# 4.1.2 Spatial Scale, Mixtures, and Autocorrelation

It is important to recognize that the extent of heterogeneity can vary depending on how DUs are defined. In fact, one way to manage the difficulty of estimating the mean when greater heterogeneity is present is to designate DUs based on anticipated concentrations, defining DUs in such a way as to minimize the concentration variability within each. Other approaches for creating DUs, such as designating DUs according to anticipated exposure patterns (i.e., to correspond with exposure units), could result in greater heterogeneity within the DUs but may be appropriate for risk assessment.
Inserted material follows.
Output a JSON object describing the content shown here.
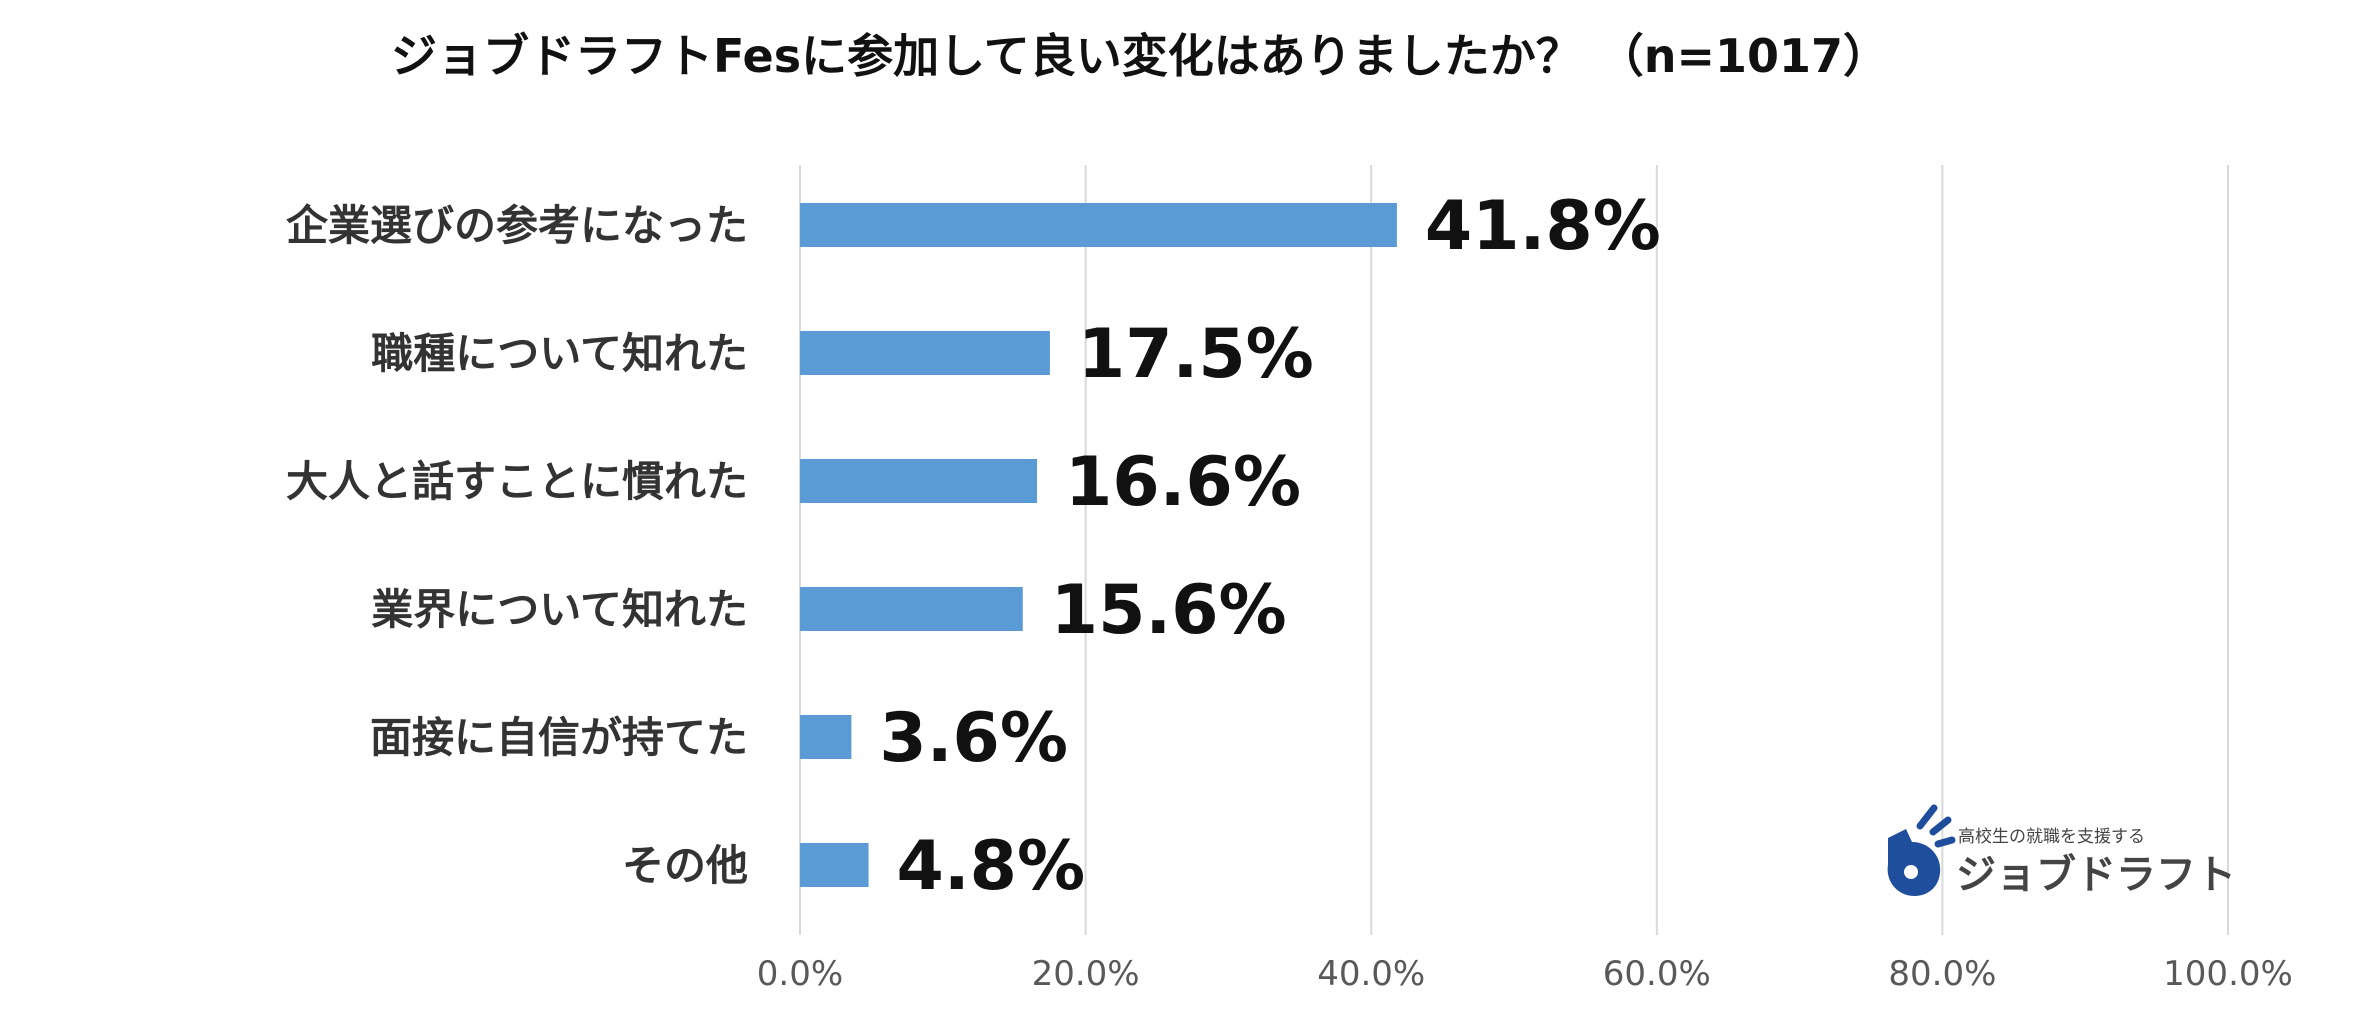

Sampling designs, including designations of sampling units and decisions units, may need to accommodate multiple contaminants with different spatial patterns.Heterogeneity may be different between contaminants being characterized within the same DU. Different sources or release mechanisms, as well as different transport mechanisms, can lead to differing degrees of heterogeneity among chemicals that need to be addressed through a single sampling plan. This fact can complicate decisions regarding the appropriate sampling approach. In general, the sampling strategy must be designed to accommodate the contaminant expected to have the greatest heterogeneity in order for good estimates of the mean to be obtained for all contaminants of interest.

For both discrete and ISM approaches, random sampling yields unbiased parameter estimates, even when a contaminant exhibits high spatial autocorrelation.Yet another potential complicating factor is spatial relationships. For most sites, contaminants in soil exhibit some degree of positive spatial autocorrelation, meaning that the variance in the concentration reduces as the distance between sample locations decreases. It is well established that strong autocorrelation can reduce the effective statistical sample size of a data set (i.e., number of samples needed to achieve acceptable decision errors) because each sample provides some redundant information (Cressie 1993). In statistical terms, this redundancy violates the assumption that observations are independent. ISM confidence intervals generated from sampling of a site with high spatial autocorrelation can be too narrow, resulting in a higher frequency of decision errors. Spatial autocorrelation may also introduce bias in estimates of the mean and variance (and corresponding calculations of confidence intervals), depending on the sampling protocol. Random sampling strategies yield unbiased parameter estimates, whereas sampling that is targeted towards areas of suspected high or low concentrations can introduce redundancies that result in inaccurate calculations of confidence intervals and inaccurate estimation of decision errors. For targeted (nonrandom) sampling, the direction of the bias is generally towards overestimation of the mean since suspected source areas may be intentionally oversampled relative to the rest of the site. Nonrandom sampling of sites where contaminants exhibit positive spatial autocorrelation is an issue that applies to discrete as well as ISM sampling. With discrete sampling, spatial weighting methods are sometimes used to reduce the sampling bias. For ISM, spatial weighting methods do not apply since no information is retained from the individual increments collected throughout the DU. Nevertheless, since most ISM sampling protocols incorporate some variation of random sampling and a relatively large number of increments (i.e., n ≥ 30), spatial autocorrelation is unlikely to impact the statistical performance metrics of ISM (Section 4.3). See Appendix A.3 for an example and additional discussion of this factor.